Limited Biological Context
- Only nucleotide sequences are considered.
- Other biological features (gene location, GC content, protein info) are ignored, which may be predictive of essentiality.
Sparse Signal
- Many 4-mer combinations may never appear, making feature vectors sparse.
- Sparse linear models may struggle to generalize with limited data for certain patterns.
Mapping
- I did not take into account whether W which is mapped to 10 will be treated as 10 or 1 and 0 which would essentialy derail the classification
  Model Evaluation

The baseline Logistic Regression classifier was evaluated on the validation and test splits using accuracy and F1 score:

Split	Accuracy	F1 Score
Validation	0.45	0.25
Test	0.90	0.80

⚠️ Note:

Validation F1 is low due to class imbalance and simple linear model.

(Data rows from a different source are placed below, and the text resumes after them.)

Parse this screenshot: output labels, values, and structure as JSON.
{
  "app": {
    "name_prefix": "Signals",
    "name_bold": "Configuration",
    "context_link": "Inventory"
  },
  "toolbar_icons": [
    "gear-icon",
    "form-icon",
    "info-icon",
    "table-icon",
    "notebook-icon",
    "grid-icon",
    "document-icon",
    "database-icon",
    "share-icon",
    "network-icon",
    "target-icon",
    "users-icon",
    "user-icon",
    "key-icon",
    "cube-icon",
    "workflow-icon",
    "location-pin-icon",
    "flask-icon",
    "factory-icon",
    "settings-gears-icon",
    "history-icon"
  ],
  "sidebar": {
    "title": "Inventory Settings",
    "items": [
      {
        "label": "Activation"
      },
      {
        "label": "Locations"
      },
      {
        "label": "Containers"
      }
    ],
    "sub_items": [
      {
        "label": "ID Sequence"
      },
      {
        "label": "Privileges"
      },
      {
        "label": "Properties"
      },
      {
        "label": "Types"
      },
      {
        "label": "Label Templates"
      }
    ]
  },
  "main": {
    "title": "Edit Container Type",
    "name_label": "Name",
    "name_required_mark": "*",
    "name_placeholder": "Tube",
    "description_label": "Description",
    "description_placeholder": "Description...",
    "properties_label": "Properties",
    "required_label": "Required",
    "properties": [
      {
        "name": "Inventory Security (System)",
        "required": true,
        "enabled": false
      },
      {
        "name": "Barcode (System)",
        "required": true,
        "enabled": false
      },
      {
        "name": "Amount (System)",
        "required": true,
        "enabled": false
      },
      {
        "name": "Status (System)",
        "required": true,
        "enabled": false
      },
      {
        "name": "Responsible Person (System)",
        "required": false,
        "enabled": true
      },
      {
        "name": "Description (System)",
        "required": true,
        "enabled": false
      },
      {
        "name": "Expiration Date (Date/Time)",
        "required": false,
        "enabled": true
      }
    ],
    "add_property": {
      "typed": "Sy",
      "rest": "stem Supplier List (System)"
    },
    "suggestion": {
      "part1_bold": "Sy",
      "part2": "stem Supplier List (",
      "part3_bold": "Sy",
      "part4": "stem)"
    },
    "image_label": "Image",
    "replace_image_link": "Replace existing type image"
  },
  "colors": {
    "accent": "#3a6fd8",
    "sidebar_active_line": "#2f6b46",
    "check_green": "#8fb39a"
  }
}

The high test metrics may be artificially inflated if some sequences are very similar across splits.

This baseline serves as a starting point for further improvements.

Credits

Dataset: BacBench Essential Genes DNA Dataset by Mac Wiatrak et al., hosted on HuggingFace.
Libraries & Tools:
- HuggingFace datasets for data loading and preprocessing
- NumPy for numerical operations
- SciPy for scientific computing
- scikit-learn for machine learning models and evaluation metrics
Inspired by: Standard bioinformatics workflows for DNA k-mer feature extraction and baseline classification.
-Workflow & Model Implementation: Done by Sharat Doddihal
Note

This was my first attempt at creating a Ml model by myself without too much use from AI.AI has been used here but only for helping with the debugging process. Overall I am happy with how this turned as this was a great learning experience.There are many fundamental errors that mess with the accuracy.